Where there’s a desert there are going to be rattlesnakes, and the one in Desert Fury is full of them, hissing and showing their fangs. The opening scenes of the movie are so full of poisonous dialogue and hostile conversations that you wonder how anyone survives in the small Nevada town of Chuckawalla. Chief among the serpents is Fritzi Haller (Mary Astor), who runs a casino and tries to run the life of her rebellious 19-year-old daughter, Paula (Lizabeth Scott), who has a tendency to get involved with the wrong men. Eddie Bendix (John Hodiak) couldn’t be wronger, a gambler and racketeer whose wife recently died under suspicious circumstances and who also used to be involved with Fritzi. Now he makes a play for Paula, which not only upsets Fritzi but also irks his … well, what is Johnny Ryan (Wendell Corey)? Eddie’s sidekick? His factotum? His fall guy? When we see Johnny sitting on the patio with a shirtless Eddie we may get other ideas, especially when Paula shows up and Johnny treats her with contempt – as, we find out, he did Eddie’s late wife. The coded gay relationship only becomes more obvious when we find out that the two men first met in Times Square, where Johnny bought the down-and-out Eddie breakfast at the Automat and then took him home with him. The only apparent good guy in Chuckawalla’s nest of vipers is Tom Hanson (Burt Lancaster), a former rodeo rider who after a disabling accident moved there and became a deputy sheriff. Tom is such a good guy that he takes off his badge before he slugs Eddie and refuses Fritzi’s offer to set him up with a ranch if he’ll marry Paula and get her away from Eddie. All of this is familiar film noir stuff, even in glorious Technicolor, but it would take a Douglas Sirk to figure out how to make it good. Lewis Allen is not up to the task, and he’s hampered by the acting limitations of Scott and Hodiak. Astor and Corey (making his debut in a film career that never quite panned out) are fine, and Lancaster does what he can with a fairly thankless role. But too often, Allen seems to be letting Miklós Rózsa’s somewhat overbearing score tell the story.

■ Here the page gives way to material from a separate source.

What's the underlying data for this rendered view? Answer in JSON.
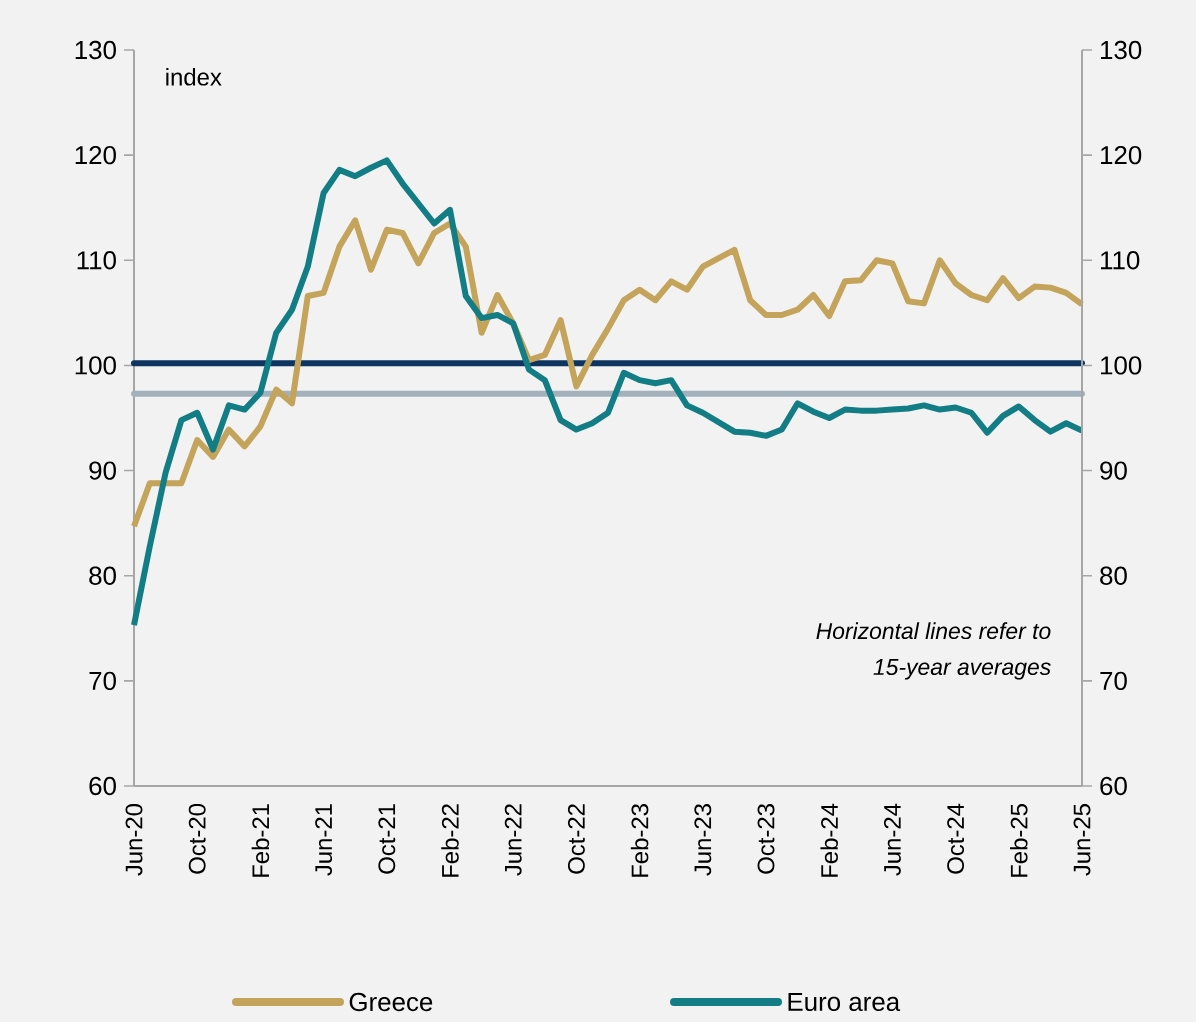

Thursday, September 22, 2022

Petite Maman (Céline Sciamma, 2021)

 


















Cast: Joséphine Sanz, Gabrielle Sanz, Nina Meurisse, Stéphane Varupenne, Margot Abascal. Screenplay: Céline Sciamma. Cinematography: Claire Mathon. Production design: Lionel Brison. Film editing: Julien Lacharay. Music: Jean-Baptiste de Laubier.

After watching so many movies that thud and blunder along for more than two hours to no lasting effect, it’s a blessed relief to watch Céline Sciamma accomplish so much so quietly in just 72 minutes. Petite Maman begins with 8-year-old Nelly (Joséphine Sanz) saying goodbye to the residents of the nursing home where her grandmother has just died. She then accompanies her parents (Nina Meurisse, Stéphane Varupenne) to the house where her grandmother lived, but her mother is so overcome by emotion at the prospect of clearing out a place so laden with memories, that she leaves her husband and Nelly to finish the job. While her father does most of the work, Nelly wanders out to play in the autumnal woods near her grandmother’s house. There she meets another 8-year-old called Marion (Gabrielle Sanz), who is building a hut out of fallen branches in the forest. Immediately we are struck by the fact that Nelly’s mother, who is also named Marion, had told Nelly about the hut she had built in the forest. And so begins a bit of magic, in which we realize along with Nelly that she has traveled back in time to meet her own mother as a child. Sciamma does this revelation with such finesse that it took my breath away, crafting a haunting fable about family and memory and regret. It’s only the most recent of her triumphs as a director, following such remarkable films as Water Lilies (2007), Tomboy (2011), Girlhood (2014), and the marvelous Portrait of a Lady on Fire (2019).